Adversarial Attack-Defense Co-Evolution for LLM Safety Alignment via Tree-Group Dual-Aware Search and Optimization
Xurui Li, Kaisong Song, Rui Zhu, Pin-Yu Chen, Haixu Tang
TL;DR
This work tackles the challenge of dynamic safety risks in LLMs by proposing ACE-Safety, a co-evolutionary framework that jointly optimizes jailbreak attacks and safety defenses. It couples a Group-aware Strategy-guided Monte Carlo Tree Search (GS-MCTS) for efficient jailbreak exploration with an Adversarial Curriculum Tree-aware Group Policy Optimization (AC-TGPO) that trains attack and defense models via tree-aware reinforcement learning and adversarial curriculum samples. Key contributions include: (i) a unified architecture linking attack, defense, and judge components; (ii) a GS-MCTS-based jailbreak search with adversarial priors and group evaluation; (iii) a tree-aware, curriculum-driven RL objective with hierarchical normalization and KL constraints; and (iv) extensive experiments showing superior attack success and defense robustness across multiple benchmarks and backbones. The results demonstrate that ACE-Safety enables robust LLM safety alignment while maintaining usefulness, offering a practical pathway toward responsible AI ecosystems in real-world web contexts.
Abstract
Large Language Models (LLMs) have developed rapidly in web services, delivering unprecedented capabilities while amplifying societal risks. Existing works tend to focus on either isolated jailbreak attacks or static defenses, neglecting the dynamic interplay between evolving threats and safeguards in real-world web contexts.
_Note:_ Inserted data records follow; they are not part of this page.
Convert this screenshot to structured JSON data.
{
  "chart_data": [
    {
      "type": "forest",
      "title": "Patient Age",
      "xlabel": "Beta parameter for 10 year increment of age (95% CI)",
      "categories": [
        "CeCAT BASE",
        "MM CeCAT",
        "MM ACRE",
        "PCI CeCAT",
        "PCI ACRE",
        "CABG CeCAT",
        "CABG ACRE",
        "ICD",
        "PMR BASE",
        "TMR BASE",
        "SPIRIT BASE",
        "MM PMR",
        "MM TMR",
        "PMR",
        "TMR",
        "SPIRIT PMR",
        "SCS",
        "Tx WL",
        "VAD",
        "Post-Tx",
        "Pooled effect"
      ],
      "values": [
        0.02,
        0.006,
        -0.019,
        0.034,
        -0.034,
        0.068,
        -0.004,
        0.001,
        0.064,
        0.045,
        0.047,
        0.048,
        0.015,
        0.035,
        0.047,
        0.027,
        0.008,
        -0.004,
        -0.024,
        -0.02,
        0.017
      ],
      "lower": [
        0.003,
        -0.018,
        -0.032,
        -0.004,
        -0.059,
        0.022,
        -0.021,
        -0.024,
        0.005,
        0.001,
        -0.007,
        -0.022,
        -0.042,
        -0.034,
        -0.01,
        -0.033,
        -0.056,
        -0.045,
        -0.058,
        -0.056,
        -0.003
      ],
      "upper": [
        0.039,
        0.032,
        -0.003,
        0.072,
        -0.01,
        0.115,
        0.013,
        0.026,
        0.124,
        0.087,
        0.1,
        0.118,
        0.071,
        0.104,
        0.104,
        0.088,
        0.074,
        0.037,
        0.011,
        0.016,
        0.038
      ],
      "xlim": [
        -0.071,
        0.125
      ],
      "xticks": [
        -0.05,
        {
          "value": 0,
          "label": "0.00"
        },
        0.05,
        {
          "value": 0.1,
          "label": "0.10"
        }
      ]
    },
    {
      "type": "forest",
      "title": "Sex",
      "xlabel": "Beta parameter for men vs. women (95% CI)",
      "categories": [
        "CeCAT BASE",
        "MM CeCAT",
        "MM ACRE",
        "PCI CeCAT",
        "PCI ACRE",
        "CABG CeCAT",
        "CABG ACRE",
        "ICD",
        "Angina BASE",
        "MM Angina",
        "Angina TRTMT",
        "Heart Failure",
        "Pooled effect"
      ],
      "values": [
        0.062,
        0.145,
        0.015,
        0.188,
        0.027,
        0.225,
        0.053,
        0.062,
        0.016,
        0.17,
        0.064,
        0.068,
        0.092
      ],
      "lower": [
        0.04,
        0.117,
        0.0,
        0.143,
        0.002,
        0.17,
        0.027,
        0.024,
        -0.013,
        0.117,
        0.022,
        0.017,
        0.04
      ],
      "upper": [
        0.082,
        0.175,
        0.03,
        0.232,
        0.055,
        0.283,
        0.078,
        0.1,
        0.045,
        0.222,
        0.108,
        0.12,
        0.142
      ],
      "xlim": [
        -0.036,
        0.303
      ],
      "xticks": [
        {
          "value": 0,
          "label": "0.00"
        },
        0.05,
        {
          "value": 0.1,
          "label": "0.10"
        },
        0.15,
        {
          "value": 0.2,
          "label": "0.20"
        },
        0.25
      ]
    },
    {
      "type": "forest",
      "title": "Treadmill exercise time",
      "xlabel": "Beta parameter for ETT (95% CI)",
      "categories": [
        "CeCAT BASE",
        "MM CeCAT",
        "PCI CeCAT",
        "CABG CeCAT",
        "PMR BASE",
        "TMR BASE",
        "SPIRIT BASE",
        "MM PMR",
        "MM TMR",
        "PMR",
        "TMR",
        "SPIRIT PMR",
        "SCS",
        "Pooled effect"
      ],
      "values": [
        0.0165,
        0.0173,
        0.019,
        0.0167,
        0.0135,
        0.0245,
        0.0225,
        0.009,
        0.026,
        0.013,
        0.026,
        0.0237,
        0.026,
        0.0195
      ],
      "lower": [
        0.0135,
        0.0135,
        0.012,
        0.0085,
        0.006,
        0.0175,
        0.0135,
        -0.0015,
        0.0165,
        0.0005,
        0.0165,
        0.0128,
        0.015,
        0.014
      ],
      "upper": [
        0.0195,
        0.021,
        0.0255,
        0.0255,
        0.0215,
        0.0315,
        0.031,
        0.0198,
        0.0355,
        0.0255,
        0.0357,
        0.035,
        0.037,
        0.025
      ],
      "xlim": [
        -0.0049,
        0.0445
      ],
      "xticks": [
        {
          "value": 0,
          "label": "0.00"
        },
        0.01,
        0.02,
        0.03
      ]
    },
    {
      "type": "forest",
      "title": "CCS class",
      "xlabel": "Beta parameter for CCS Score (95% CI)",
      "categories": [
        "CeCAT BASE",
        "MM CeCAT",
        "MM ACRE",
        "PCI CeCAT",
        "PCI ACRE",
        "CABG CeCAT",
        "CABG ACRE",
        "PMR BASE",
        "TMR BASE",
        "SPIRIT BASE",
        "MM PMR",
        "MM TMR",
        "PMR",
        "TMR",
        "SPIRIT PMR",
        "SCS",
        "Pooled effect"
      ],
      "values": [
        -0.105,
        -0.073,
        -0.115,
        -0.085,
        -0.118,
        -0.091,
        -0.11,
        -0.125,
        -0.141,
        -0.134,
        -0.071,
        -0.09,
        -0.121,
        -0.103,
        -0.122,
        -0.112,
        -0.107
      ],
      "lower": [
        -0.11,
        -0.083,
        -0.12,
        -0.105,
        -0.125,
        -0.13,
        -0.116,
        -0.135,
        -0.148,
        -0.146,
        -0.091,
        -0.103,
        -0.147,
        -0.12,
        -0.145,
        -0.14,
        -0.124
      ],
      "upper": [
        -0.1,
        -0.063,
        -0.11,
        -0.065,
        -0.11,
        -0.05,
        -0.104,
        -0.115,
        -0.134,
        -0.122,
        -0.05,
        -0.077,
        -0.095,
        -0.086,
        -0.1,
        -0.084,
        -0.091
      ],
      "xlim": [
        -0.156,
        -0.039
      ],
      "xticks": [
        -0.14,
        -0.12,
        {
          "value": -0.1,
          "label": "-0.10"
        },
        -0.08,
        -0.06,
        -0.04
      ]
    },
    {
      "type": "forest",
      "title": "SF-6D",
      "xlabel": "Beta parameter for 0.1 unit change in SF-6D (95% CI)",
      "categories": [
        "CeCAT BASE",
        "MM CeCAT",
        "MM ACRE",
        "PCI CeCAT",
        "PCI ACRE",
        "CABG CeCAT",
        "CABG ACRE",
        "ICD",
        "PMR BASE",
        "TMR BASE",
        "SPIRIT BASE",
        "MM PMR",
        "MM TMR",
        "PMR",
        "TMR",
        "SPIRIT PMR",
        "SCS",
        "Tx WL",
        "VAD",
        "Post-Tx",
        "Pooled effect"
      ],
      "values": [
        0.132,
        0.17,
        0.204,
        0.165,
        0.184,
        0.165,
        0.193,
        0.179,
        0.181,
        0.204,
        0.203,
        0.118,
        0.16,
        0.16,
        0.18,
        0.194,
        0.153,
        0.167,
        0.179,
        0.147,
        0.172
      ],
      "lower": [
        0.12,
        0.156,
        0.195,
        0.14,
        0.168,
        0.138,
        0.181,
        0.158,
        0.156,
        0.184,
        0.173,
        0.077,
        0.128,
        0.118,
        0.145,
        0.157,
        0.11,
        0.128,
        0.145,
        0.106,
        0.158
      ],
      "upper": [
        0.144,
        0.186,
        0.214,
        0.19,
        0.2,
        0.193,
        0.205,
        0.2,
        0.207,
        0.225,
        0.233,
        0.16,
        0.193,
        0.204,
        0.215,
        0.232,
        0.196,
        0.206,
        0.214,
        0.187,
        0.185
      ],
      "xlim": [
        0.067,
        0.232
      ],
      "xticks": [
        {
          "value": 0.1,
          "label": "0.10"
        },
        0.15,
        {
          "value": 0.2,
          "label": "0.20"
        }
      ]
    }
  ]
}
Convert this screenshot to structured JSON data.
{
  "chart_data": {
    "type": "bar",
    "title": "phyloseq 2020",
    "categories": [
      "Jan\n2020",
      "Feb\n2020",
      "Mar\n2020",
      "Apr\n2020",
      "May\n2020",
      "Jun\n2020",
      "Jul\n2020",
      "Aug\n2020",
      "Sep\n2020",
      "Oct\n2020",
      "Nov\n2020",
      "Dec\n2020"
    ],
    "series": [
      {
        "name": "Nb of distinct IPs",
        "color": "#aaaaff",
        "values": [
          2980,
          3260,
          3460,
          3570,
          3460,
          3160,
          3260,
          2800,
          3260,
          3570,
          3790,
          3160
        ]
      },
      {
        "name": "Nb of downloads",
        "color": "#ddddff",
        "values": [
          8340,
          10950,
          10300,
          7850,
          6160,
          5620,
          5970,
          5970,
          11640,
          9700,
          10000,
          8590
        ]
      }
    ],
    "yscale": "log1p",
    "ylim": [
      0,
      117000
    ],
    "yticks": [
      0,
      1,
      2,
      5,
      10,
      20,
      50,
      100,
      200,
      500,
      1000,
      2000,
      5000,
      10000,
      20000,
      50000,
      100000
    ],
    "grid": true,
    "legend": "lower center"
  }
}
To mitigate these challenges, we propose ACE-Safety (Adversarial Co-Evolution for LLM Safety), a novel framework that jointly optimize attack and defense models by seamlessly integrating two key innovative procedures: (1) Group-aware Strategy-guided Monte Carlo Tree Search (GS-MCTS), which efficiently explores jailbreak strategies to uncover vulnerabilities and generate diverse adversarial samples; (2) Adversarial Curriculum Tree-aware Group Policy Optimization (AC-TGPO), which jointly trains attack and defense LLMs with challenging samples via curriculum reinforcement learning, enabling robust mutual improvement. Evaluations across multiple benchmarks demonstrate that our method outperforms existing attack and defense approaches, and provides a feasible pathway for developing LLMs that can sustainably support responsible AI ecosystems.